By Ian Neligh
The mine is 12 feet deep and only a few feet wide. It uses wood originally intended to shore up a 19th-century mine, and soon a rail made back in the 1890s will be laid on its dirt floor. Farther down the shaft, a blasting pattern will be drilled.
The shaft was designed to be a small and primitive mine. But it has to be, in order to fit under the stairs at the Idaho Springs Heritage Museum at the Visitors Center.
“It’s a complicated business, and we’ve learned so much just playing with this little tunnel,” said the historical society’s board president, Bob Bowland. He and other volunteers have spent time recently collecting supplies and building the exhibit.
“We know what we’re doing based off of (old) photographs — we couldn’t engineer our way out of a wet paper bag,” Bowland said.
Started a few weeks ago and now near completion, the exhibit is part three of a six-phase project that the Historical Society of Idaho Springs hopes will turn the museum into a major tourist attraction.
“Usually between 50,000 and 60,000 people a year stop here,” Bowland said. “So what we’re doing we’re feeling really good about, because we’ve got an audience that is coming through all of the time.”
During the project’s initial phases, the volunteers built cabinets displaying aspects of Clear Creek County’s mining history, oftentimes with donated supplies and artifacts.

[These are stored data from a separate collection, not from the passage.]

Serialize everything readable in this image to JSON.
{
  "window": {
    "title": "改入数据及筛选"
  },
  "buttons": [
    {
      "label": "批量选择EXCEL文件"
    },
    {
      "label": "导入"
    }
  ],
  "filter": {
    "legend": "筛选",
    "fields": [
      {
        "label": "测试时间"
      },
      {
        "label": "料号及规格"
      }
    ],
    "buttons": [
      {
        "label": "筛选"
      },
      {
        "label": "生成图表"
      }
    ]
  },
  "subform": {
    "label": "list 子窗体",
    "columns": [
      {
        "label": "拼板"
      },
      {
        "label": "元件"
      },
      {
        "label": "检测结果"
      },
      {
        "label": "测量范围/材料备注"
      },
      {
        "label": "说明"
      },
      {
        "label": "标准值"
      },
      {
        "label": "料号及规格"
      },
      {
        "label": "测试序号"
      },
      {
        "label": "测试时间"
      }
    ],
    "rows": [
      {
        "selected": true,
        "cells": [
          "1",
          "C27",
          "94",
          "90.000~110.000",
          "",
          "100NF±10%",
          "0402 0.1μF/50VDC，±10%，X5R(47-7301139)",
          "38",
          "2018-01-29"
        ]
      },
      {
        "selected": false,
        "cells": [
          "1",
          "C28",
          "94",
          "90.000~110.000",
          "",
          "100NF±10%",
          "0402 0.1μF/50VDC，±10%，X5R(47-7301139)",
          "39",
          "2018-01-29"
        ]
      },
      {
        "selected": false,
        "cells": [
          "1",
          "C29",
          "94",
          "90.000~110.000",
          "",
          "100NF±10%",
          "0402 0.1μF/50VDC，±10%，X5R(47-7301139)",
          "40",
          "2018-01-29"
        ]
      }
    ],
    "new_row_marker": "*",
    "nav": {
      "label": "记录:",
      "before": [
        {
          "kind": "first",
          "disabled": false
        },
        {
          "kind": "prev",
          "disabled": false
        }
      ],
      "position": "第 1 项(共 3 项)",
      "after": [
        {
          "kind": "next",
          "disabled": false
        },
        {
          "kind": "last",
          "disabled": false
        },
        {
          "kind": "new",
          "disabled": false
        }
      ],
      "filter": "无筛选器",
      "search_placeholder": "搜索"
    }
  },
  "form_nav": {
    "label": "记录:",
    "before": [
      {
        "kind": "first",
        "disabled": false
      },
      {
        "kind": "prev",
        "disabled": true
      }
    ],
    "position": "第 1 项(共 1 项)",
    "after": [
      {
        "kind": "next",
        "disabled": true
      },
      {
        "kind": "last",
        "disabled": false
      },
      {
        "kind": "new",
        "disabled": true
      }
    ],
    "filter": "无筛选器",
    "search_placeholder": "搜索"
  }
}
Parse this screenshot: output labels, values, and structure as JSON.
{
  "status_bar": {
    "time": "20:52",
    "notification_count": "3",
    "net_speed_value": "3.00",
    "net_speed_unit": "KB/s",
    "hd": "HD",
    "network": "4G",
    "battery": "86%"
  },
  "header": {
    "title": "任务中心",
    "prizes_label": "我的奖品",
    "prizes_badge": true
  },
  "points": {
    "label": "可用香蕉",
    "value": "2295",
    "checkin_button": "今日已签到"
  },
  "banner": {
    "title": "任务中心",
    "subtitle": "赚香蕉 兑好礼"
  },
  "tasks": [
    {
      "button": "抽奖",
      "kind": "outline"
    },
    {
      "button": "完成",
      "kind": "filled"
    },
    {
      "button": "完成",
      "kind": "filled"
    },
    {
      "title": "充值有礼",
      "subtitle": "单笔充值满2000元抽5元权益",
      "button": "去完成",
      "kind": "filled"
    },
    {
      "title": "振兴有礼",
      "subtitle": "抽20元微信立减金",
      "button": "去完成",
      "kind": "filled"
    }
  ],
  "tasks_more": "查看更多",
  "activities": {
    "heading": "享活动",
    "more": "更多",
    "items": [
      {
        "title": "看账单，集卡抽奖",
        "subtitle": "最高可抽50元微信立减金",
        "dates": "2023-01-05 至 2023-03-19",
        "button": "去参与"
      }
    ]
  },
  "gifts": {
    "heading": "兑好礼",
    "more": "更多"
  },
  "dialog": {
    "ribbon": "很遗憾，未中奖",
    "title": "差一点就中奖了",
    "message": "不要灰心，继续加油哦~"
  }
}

More recently, a life-size cabin with four displays was built and unveiled at the opening celebration for the 150th anniversary of the Gold Rush.
“A lot of this thinking (about projects) is in the middle of the night when you can’t sleep,” Bowland joked. “We didn’t know what to do for an area under the stairway, and then all of a sudden it just popped in: ‘Well, my gosh, there is a place for a really shallow tunnel under the stairway.’ And we wanted to show (a) blasting pattern because people are interested in blowing stuff up, apparently.”
The next few phases, scheduled to be finished this year, will dwarf both the cabin and the mine. The volunteers plan to bring in an ore bin recently removed from the county’s historic West Gold Mine; build a ceiling-to-floor mine elevator/shaft house; and lastly construct a giant timber bridge over the museum’s inner entranceway.
Bowland said he had many of the ideas one day while waiting for his car to be repaired.
“I was there for a couple of hours, so I started sketching,” he said.
The drawings of the future projects are as detailed as they are elaborate — a fact made even more interesting because they’re being solely with volunteers and donations. The mine exhibit has cost essentially nothing but time to create.
“The rocks are free — helped the county clean up their roads a little bit — so it is just a matter of thinking it through and just making it happen,” Bowland said. “I’ll tell you what, when in a nice building like this and you start hauling a bunch of old, dirty timber in, I think, ‘What are we doing?’ But it’s working.”
Bowland said the work has been a “blast” because the volunteers are having fun with the creative process.
“These first few phases … were kind of a shot in the dark,” Bowland said. “We imagined what they were going to look like and thought it would be great, but until you open it up and hear how the public reacts, you didn’t really know. Well, it couldn’t have been better — they love it.”
The Historical Society of Idaho Springs is having its annual meeting at 7 p.m. March 31 at the Visitors Center. The public is invited to attend.